Bien sûr que les dirigeants d'Apple ne partiront pas à la recherche de la réincarnation de Steve Jobs. En même temps, peut-être le font-ils déjà et nous n'en savons rien. Et, s'ils se lançaient dans l'aventure, ils pourraient l'habiller du motif le plus rationnel. Il suffirait de ne pas rechercher sa réincarnation, ni même le nouveau Steve Jobs, mais son héritier spirituel : y a-t-il meilleure définition, même si l'expression, pour nous, est dépourvue de toute connotation irrationnelle, du concept des tulkus, ces réincarnations de lamas ? La recherche des tulkus est-elle autre chose qu'un ancestral système de détection des talents ? Qu'on y croie ou non, il a fait ses preuves. Les entreprises affirment qu'attirer les talents est leur priorité et la condition sine qua non de leur succès. Comme les clubs de football, elles tentent de les déceler toujours plus tôt. Pourquoi ne pas les prendre au berceau, comme font les moines tibétains avec les tulkus, quand ils sont le plus malléables ?
Je trouve pour ma part fou que des pays acceptent encore de leur plein gré, à la tête de leur état, une famille régnante dont les membres se succèdent sur le trône au nom du principe héréditaire.
Serait-il plus absurde pour Apple de chercher l'héritier spirituel de Steve Jobs et d'en faire, à côté de la direction exécutive de la société, le garant de ses valeurs, le gardien du temple et des tables de la loi de Steve Jobs ? Le Barça se prétend plus qu'un club de football ; Apple se perçoit comme plus qu'une société : ce serait une manière spectaculaire de l'affirmer. Ensuite, nouveau Steve Jobs, héritier spirituel, réincarnation, au sens propre ou figuré, libre à chacun de croire ce qu'il souhaite. Vous m'avez indiqué que, contrairement à ce que dit le livre, le bureau de Steve Jobs a été conservé en l'état depuis sa mort : n'est-ce pas laisser la porte ouverte à son retour ? Toute croyance échappe par définition à la raison. Nous croyons ce que nous avons envie ou besoin de croire. Des individus sont convaincus que des vierges les attendent au paradis ; le terrorisme islamiste est peut-être la forme extrême de la frustration sexuelle, mais c'est une autre histoire, que la prudence n'incite pas à écrire.

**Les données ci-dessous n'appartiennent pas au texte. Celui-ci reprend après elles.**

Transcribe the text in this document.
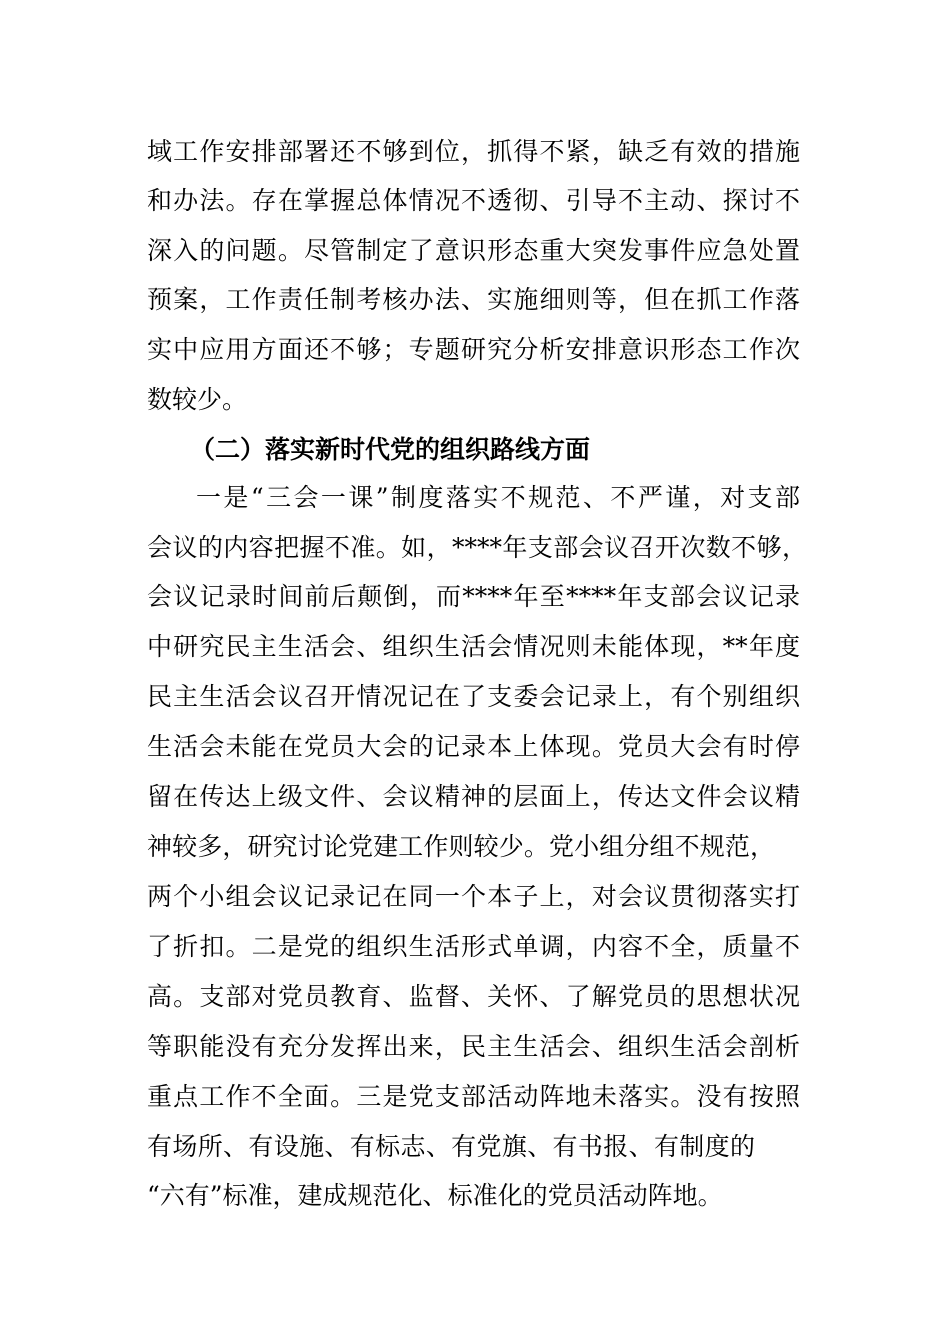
域工作安排部署还不够到位，抓得不紧，缺乏有效的措施
和办法。存在掌握总体情况不透彻、引导不主动、探讨不
深入的问题。尽管制定了意识形态重大突发事件应急处置
预案，工作责任制考核办法、实施细则等，但在抓工作落
实中应用方面还不够；专题研究分析安排意识形态工作次
数较少。
（二）落实新时代党的组织路线方面
一是“三会一课”制度落实不规范、不严谨，对支部
会议的内容把握不准。如，****年支部会议召开次数不够，
会议记录时间前后颠倒，而****年至****年支部会议记录
中研究民主生活会、组织生活会情况则未能体现，**年度
民主生活会议召开情况记在了支委会记录上，有个别组织
生活会未能在党员大会的记录本上体现。党员大会有时停
留在传达上级文件、会议精神的层面上，传达文件会议精
神较多，研究讨论党建工作则较少。党小组分组不规范，
两个小组会议记录记在同一个本子上，对会议贯彻落实打
了折扣。二是党的组织生活形式单调，内容不全，质量不
高。支部对党员教育、监督、关怀、了解党员的思想状况
等职能没有充分发挥出来，民主生活会、组织生活会剖析
重点工作不全面。三是党支部活动阵地未落实。没有按照
有场所、有设施、有标志、有党旗、有书报、有制度的
“六有”标准，建成规范化、标准化的党员活动阵地。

Vous dites n'avoir aucun téléphone portable, aucune tablette… Steve Jobs n'a-t-il donc pas changé votre monde à vous ?
C'est sans doute car je ne suis pas client -faudrait-il plutôt parler de tifosi, comme à propos de Ferrari ?- d'Apple, mais j'ai du mal à croire que Steve Jobs a vraiment changé la vie des gens. Sans lui et sans Apple, il y aurait quand même des téléphones portables et des tablettes, avec les mêmes fonctionnalités qu'un iPhone ou un iPad, juste peut-être moins jolis à l'oeil et agréables en main, avec un nom qui sonnerait moins bien. C'est vrai qu'il serait plus difficile d'en tomber amoureux et le génie de Steve Jobs a sans doute été de convaincre que les produits d'Apple étaient plus que des outils et méritaient qu'on développe avec eux une relation affective. J'ai peut-être eu raison de réincarner Steve Jobs en chien. Les produits d'Apple sont les nouveaux plus fidèles amis de l'homme :
appareils de compagnie, ils le protègent de la solitude et l'ennui.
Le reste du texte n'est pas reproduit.